The sugar man was an inspiration. In his mid-80s he would walk on the steeply slanted roof of his huge house on Prytania Street to fix stuff.
He and his wife lived next door to me in Uptown New Orleans. They were both skinny and kind.
Since this was the late 1970s, they would have been born in the mid-1890s, the Victorian Age. I moved from Prytania to Canal Street in 1980, and I never saw them again, but I still had his car, a 1965 Cadillac Coup de Ville.
Though he would walk on a steep, high roof, he had reached the point where driving was unwise, or perhaps the police had told him so. He offered me his car for $500. It had some rust spots, but it was in fair shape, so I bought it.
The old couple had spent their working lives in the Caribbean. The man was a retired sugar engineer, the only sugar engineer I’ve ever known or even heard of. He oversaw sugar plantations, I imagine. I never got the details.

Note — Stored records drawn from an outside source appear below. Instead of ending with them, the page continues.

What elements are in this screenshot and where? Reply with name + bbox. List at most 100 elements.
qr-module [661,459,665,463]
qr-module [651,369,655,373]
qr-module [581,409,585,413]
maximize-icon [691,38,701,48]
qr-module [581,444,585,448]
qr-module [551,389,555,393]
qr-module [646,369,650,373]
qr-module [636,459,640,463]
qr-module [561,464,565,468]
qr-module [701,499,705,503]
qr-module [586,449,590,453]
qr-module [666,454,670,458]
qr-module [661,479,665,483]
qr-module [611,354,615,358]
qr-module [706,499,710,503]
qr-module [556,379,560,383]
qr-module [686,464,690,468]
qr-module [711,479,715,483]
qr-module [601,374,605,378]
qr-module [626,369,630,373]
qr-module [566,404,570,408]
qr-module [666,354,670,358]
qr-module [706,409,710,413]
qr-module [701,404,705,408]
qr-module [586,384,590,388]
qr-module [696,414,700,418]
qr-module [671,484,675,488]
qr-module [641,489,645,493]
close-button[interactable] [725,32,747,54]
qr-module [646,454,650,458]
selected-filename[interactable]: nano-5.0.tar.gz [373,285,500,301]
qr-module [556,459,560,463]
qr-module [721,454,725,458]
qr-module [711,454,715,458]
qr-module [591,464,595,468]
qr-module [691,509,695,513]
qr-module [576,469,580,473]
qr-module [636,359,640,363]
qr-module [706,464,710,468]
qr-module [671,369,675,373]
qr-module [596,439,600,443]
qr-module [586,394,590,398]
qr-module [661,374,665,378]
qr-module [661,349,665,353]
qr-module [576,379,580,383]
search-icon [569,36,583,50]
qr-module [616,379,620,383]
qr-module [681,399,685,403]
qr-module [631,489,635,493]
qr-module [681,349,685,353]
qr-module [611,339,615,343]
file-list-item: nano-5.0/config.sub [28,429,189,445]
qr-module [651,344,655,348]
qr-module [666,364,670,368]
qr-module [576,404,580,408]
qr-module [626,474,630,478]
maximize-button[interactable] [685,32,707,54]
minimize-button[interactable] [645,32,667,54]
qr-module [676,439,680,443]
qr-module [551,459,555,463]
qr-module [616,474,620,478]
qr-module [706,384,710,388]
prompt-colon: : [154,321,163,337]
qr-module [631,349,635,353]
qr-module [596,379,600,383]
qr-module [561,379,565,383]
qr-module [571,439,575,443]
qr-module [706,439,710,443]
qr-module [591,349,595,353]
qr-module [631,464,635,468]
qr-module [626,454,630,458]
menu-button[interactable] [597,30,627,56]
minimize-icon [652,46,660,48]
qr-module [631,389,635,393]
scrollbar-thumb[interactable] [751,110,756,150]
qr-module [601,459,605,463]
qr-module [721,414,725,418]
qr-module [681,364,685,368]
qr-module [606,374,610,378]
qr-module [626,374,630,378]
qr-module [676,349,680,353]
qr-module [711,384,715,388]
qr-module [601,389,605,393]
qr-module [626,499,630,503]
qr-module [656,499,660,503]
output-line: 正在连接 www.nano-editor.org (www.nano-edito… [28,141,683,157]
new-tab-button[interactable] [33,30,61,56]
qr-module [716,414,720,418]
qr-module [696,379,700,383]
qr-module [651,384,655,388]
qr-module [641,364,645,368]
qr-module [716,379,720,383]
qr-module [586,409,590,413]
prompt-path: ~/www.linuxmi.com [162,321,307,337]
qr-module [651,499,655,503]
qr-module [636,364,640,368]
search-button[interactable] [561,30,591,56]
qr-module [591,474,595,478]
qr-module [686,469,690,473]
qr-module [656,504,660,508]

They were good people, and he climbed on roofs. I rode the Cadillac for less than two years because serious engine problems developed, more serious than I could afford. I sold it to a mechanic. He knew what he was getting. I did not lie.
The sugar engineer and his wife are long gone now, and so is the Cadillac, which I enjoyed while it lasted. I wonder if I will be walking high, slanted roofs in 20 years. I kind of doubt it. The Hacienda roof is pretty darn flat.